Sendo Braga a cidade de onde partiu o 28 de Maio de 1926, e com ele o início do regime, acima referido, não é de estranhar que o conservadorismo aqui se mantivesse. Se associarmos os valores católicos, que aqui estão mais evidentes, então imaginamos a resistência social a inovações que aqui se verificavam. Uma dessas resistências ocorreu com a estátua de “Diana Caçadora”, que existia no emblemático “O Nosso Café”.
Quando foi inaugurado “O Nosso Café”, a 15 de fevereiro de 1951, os bracarenses ficaram, na sua larga maioria, admirados com a imponência deste estabelecimento comercial. Não obstante, no seu interior, surgiu algo que desde logo causou, por um lado, grande admiração e, por outro, aversão naqueles que frequentavam este Café. Refiro-me à estátua de “Diana Caçadora”.
Este trabalho artístico, da autoria da escultora Maria Luísa Tudela Carneiro, foi colocado bem no centro de “O Nosso Café” e tinha como grande objetivo, embelezar o interior deste majestoso estabelecimento. No entanto, rapidamente surgiram críticas, cada vez mais fortes, aos administradores do Café, exigindo que a escultura fosse retirada ou, pelo menos, que estivesse vestida! Estes críticos alegavam que este espaço comercial era frequentado por muitas pessoas, nomeadamente por jovens, por mulheres, por idosos e por famílias, que dessa forma ficavam condicionados no seu olhar, dentro do próprio espaço comercial!
Desde que foi inaugurado “O Nosso Café”, os seus gerentes e ainda as redações de órgãos de comunicação social, recebiam constantemente cartas, umas a criticarem a estátua, outras a exigirem a sua retirada, outras ainda a ameaçar os próprios administradores de “O Nosso Café”! Perante esta situação de tensão e preocupados com os clientes, que recusavam a entrada no estabelecimento comercial por a escultura colidir com os valores que vigoravam em Braga, a administração de “O Nosso Café” decidiu, passados três meses da sua inauguração, retirar a “Diana Caçadora” do seu pedestal.
Mal se soube dessa notícia, uma parte da sociedade bracarense regozijou de alegria. O jornal “Diário do Minho”, de 20 de Maio de 1951, deu voz a esse regozijo noticiando, em cabeçalho, que há “Uma bela notícia” uma vez que “Já se não encontra em ‘O Nosso Café’ a Diana caçadora”! O jornal referia que muitas pessoas, quer de Braga, quer de outras regiões do país, sentiam vergonha de frequentar o Café, devido à mulher que lá se encontrava nua! Por isso, quando souberam que a estátua tinha sido retirada, logo noticiaram com gáudio: “Pois, amigos, a Diana foi-se”!

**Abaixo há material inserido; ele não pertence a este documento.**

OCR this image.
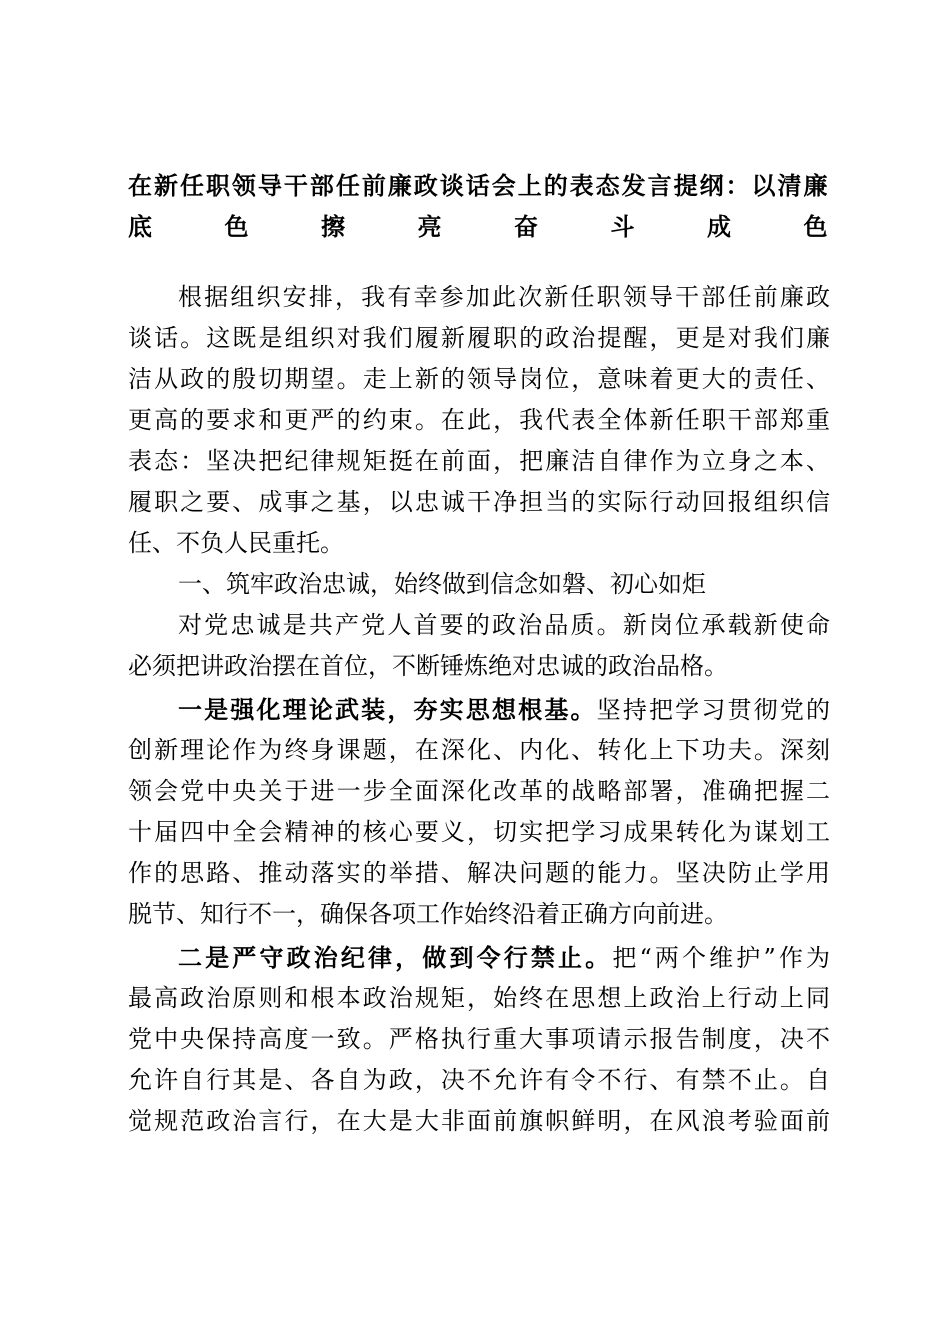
在新任职领导干部任前廉政谈话会上的表态发言提纲：以清廉
底色擦亮奋斗成色
根据组织安排，我有幸参加此次新任职领导干部任前廉政
谈话。这既是组织对我们履新履职的政治提醒，更是对我们廉
洁从政的殷切期望。走上新的领导岗位，意味着更大的责任、
更高的要求和更严的约束。在此，我代表全体新任职干部郑重
表态：坚决把纪律规矩挺在前面，把廉洁自律作为立身之本、
履职之要、成事之基，以忠诚干净担当的实际行动回报组织信
任、不负人民重托。
一、筑牢政治忠诚，始终做到信念如磐、初心如炬
对党忠诚是共产党人首要的政治品质。新岗位承载新使命
必须把讲政治摆在首位，不断锤炼绝对忠诚的政治品格。
一是强化理论武装，夯实思想根基。坚持把学习贯彻党的
创新理论作为终身课题，在深化、内化、转化上下功夫。深刻
领会党中央关于进一步全面深化改革的战略部署，准确把握二
十届四中全会精神的核心要义，切实把学习成果转化为谋划工
作的思路、推动落实的举措、解决问题的能力。坚决防止学用
脱节、知行不一，确保各项工作始终沿着正确方向前进。
二是严守政治纪律，做到令行禁止。把“两个维护”作为
最高政治原则和根本政治规矩，始终在思想上政治上行动上同
党中央保持高度一致。严格执行重大事项请示报告制度，决不
允许自行其是、各自为政，决不允许有令不行、有禁不止。自
觉规范政治言行，在大是大非面前旗帜鲜明，在风浪考验面前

Durante cerca de um ano, a estátua de Diana manteve-se fora do seu pedestal. No entanto, em abril de 1952, a direção de “O Nosso Café” mudou, tendo decidido voltar a colocar a “Diana Caçadora” no seu pedestal. Esta decisão originou felicitações e aplausos de alguns clientes, mas novamente apupos e críticas de outros. Novamente o jornal “Diário do Minho”, de 1 de Maio de 1952, volta ao tema, referindo que “A Diana volta da caça…”! E voltou porque ninguém a queria à solta, por perto, assim nua! Verdadeiramente espantado com a recolocação da Diana, o jornal referia que nem a administração de “O Nosso Café” saberia “que vantagem advirá para os fortes laços espirituais da Roma Portuguesa com aquele mostruário de carne e de nudismo…”, que afeta e muito os valores e a moralidade de Braga, “cidade cristã, de sólidas virtudes morais”.
A decisão de voltar a colocar a Diana no seu púlpito era de difícil compreensão. O jornal mencionado questionava mesmo: “Teriam pensado nas muitas pessoas que deixarão de lá pôr os pés, sabido como ainda não se habituaram a vistas daquelas mesmo em esculturas e em cafés? Teriam pensado nas famílias que deixarão de o frequentar, levadas de vergonha e do sentido do dever, pois não terão coragem de aceitar que possa ver-se em recintos o que não é permitido na rua?”.
Depois de meses de discussão, de polémica e de crítica, a administração de “O Nosso Café” decidiu-se, mais uma vez, pela retirada da estátua de “Diana a Caçadora”. Novamente surgiram posições de congratulação e repúdio por esta decisão. Para uns, tratava-se de uma decisão retrógrada e própria de uma sociedade excessivamente moralista e tradicionalista; para outros, tratava-se de uma decisão acertada, pois dessa forma as famílias poderiam frequentar tranquilamente o estabelecimento comercial muito admirado!